Il Fondo monetario internazionale sostiene che la crescita dei salari nominali in molte economie avanzate – l'elenco (ovviamente) include anche l'Italia – rimane “decisamente” sotto i livelli precedenti la crisi economica.
Quali sono le cause? L'FMI ne indica diverse: i salari sono cresciuti in modo contenuto laddove si registrano i tassi più alti di lavoro part-time involontario – quella condizione che, secondo gli analisti del FMI, interessa gli occupati che lavorano meno di 30 ore a settimana perché non sono riusciti a trovare un impiego full-time –, di una “accresciuta quota” di contratti di assunzione a tempo e di un calo delle ore lavorate.
L'occupazione part-time involontaria ha comunque contribuito “a dare sostegno alla partecipazione della forza lavoro”, data dalla somma degli occupati e dei disoccupati. Mentre l'automazione, che sembra avere avuto un impatto minore. Ciò non esclude comunque che in futuro la sua incidenza potrebbe aumentare.
I dati, infine. Nonostante i recenti miglioramenti sul fronte occupazionale, in Italia le retribuzioni orarie hanno registrato una contrazione delle crescite del 3% circa nel 2016 rispetto ai lavori medi del 2000-2007. A crescere è stato tanto il part-time involontario quanto il lavoro a tempo determinato.

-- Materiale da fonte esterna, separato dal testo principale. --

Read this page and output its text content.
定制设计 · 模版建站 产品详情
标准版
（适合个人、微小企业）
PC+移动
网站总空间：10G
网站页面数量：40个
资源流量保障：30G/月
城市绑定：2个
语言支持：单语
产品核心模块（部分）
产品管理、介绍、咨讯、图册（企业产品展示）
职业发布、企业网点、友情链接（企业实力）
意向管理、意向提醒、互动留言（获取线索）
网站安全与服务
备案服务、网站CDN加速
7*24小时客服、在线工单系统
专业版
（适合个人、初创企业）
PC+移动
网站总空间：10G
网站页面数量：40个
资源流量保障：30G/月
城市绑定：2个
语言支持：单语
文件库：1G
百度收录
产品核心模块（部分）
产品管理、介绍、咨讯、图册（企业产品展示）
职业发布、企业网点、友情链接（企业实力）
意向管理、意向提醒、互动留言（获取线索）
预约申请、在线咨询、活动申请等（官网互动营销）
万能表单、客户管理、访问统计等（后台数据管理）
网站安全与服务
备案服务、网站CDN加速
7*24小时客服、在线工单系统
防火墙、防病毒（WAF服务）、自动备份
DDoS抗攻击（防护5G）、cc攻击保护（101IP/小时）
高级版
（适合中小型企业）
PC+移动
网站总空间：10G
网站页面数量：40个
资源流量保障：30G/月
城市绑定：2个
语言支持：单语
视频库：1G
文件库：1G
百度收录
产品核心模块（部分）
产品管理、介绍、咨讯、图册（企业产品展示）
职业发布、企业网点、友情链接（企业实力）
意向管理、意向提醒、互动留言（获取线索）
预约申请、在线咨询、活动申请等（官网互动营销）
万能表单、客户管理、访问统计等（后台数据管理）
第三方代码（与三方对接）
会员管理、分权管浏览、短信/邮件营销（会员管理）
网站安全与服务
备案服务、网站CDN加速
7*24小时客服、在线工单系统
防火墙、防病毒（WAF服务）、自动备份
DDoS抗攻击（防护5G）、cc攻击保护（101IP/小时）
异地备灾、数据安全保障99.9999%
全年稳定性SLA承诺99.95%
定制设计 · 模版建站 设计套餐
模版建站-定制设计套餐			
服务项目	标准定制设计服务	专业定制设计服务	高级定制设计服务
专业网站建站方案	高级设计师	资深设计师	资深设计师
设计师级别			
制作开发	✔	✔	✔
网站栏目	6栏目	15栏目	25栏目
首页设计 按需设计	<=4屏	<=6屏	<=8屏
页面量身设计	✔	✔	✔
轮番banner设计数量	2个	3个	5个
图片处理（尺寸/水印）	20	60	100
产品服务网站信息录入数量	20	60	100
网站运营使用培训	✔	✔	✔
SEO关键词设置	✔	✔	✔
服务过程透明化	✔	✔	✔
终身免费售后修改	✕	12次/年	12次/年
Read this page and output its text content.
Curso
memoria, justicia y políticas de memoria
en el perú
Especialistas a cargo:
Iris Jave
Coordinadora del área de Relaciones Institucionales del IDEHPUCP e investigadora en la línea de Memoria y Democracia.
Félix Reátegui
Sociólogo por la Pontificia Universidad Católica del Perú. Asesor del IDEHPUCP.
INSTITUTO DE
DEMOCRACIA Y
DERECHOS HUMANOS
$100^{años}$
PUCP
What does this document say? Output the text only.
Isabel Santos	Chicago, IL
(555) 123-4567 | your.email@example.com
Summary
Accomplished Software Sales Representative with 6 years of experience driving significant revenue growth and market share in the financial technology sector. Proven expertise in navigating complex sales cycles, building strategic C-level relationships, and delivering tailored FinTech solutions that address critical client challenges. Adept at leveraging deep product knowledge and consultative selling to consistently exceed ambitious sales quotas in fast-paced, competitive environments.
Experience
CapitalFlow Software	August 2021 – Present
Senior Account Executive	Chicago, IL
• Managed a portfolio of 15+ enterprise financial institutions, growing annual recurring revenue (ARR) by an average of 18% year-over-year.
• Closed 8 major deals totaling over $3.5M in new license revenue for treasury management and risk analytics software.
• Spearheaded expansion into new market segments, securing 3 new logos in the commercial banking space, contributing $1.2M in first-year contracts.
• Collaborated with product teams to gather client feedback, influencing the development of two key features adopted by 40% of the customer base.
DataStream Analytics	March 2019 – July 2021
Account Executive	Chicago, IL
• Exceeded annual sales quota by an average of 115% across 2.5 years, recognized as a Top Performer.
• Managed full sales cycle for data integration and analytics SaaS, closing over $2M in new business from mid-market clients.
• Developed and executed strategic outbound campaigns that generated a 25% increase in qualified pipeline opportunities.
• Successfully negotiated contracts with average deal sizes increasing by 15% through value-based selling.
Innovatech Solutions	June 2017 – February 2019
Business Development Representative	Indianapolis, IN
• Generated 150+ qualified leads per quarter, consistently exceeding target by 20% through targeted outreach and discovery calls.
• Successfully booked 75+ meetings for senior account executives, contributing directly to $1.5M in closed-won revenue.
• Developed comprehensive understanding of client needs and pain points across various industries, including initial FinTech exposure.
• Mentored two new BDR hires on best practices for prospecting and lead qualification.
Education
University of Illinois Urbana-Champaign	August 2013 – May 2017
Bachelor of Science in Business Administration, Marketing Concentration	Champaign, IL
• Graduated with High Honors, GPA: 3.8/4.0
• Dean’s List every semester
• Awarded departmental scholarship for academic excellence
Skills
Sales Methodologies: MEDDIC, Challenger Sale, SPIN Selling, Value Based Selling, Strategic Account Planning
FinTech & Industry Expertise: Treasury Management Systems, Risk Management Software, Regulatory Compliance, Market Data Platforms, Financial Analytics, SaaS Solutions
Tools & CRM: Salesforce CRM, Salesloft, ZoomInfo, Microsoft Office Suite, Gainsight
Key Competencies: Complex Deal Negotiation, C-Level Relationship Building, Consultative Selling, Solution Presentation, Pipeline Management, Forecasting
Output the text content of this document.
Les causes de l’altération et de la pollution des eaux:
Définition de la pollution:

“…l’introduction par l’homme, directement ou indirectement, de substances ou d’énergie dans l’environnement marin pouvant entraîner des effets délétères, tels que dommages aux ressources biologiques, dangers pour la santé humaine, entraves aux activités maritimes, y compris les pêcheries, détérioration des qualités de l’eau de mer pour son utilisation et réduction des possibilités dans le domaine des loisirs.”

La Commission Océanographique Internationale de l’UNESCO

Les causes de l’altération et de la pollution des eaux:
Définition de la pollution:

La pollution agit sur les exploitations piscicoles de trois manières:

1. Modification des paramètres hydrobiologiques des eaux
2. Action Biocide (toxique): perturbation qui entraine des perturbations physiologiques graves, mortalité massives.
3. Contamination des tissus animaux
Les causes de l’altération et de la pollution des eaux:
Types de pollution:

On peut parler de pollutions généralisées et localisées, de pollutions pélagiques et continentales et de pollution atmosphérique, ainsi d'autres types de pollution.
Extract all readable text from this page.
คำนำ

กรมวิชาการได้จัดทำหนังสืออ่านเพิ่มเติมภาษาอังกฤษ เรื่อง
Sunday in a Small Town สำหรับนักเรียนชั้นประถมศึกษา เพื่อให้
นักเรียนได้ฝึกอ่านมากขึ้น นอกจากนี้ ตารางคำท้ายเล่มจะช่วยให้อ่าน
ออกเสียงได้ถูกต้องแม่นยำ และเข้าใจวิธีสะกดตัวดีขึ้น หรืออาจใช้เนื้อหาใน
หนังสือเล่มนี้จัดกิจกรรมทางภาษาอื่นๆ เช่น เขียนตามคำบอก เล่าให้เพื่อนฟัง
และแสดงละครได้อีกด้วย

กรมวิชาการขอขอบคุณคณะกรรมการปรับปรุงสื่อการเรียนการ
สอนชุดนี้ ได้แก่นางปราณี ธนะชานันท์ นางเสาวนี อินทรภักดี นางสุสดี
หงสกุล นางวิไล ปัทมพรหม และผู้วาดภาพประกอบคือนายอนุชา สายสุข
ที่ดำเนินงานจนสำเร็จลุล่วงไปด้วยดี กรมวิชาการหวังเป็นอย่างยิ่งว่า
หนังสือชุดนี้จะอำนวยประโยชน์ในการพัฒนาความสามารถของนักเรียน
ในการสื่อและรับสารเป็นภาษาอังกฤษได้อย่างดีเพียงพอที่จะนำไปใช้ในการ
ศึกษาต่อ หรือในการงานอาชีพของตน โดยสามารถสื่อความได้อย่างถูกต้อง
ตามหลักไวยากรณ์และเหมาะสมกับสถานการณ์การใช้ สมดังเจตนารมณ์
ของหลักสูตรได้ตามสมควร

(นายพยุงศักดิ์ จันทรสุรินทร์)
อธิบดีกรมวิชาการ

Rispetto al 2000-2007 la quota di lavoro part-time involontario nel nostro Paese è cresciuta dell'8% nel 2016. In nessun'altra economia l'FMI ha registrato un aumento più alto: neanche in Spagna (circa +7,5%), Grecia e Irlanda (entrambe a +5% circa) e Francia (+4% circa) dove gli incrementi sono stati comunque consistenti.
Altrove, le cose sono andate diversamente: in Germania, le assunzioni part-time involontario sono diminuite dell'1% circa.
Ad aumentare, in Italia, sono stati anche i contratti a tempo determinato, dove rispetto ai livelli precedenti la crisi economica, la quota è cresciuta di circa il 3%, un po' più che in Germania (+2,5% circa) e un po' meno che in Francia (+4%).
Secondo l'FMI, l'incremento del lavoro part time e a tempo determinato “riflette, in parte” lo spostamento dell'occupazione in prevalenza verso i settori dove predomina la componente flessibile.
“Tuttavia è minore l'evidenza del fatto che lo spostamento settoriale sia la causa della debole crescita dei salari”. Lo studio registra invece che “la fragilità del mercato del lavoro, unita alla debole crescita della produttività, sia la principale forza che pesa sulla crescita delle retribuzioni”.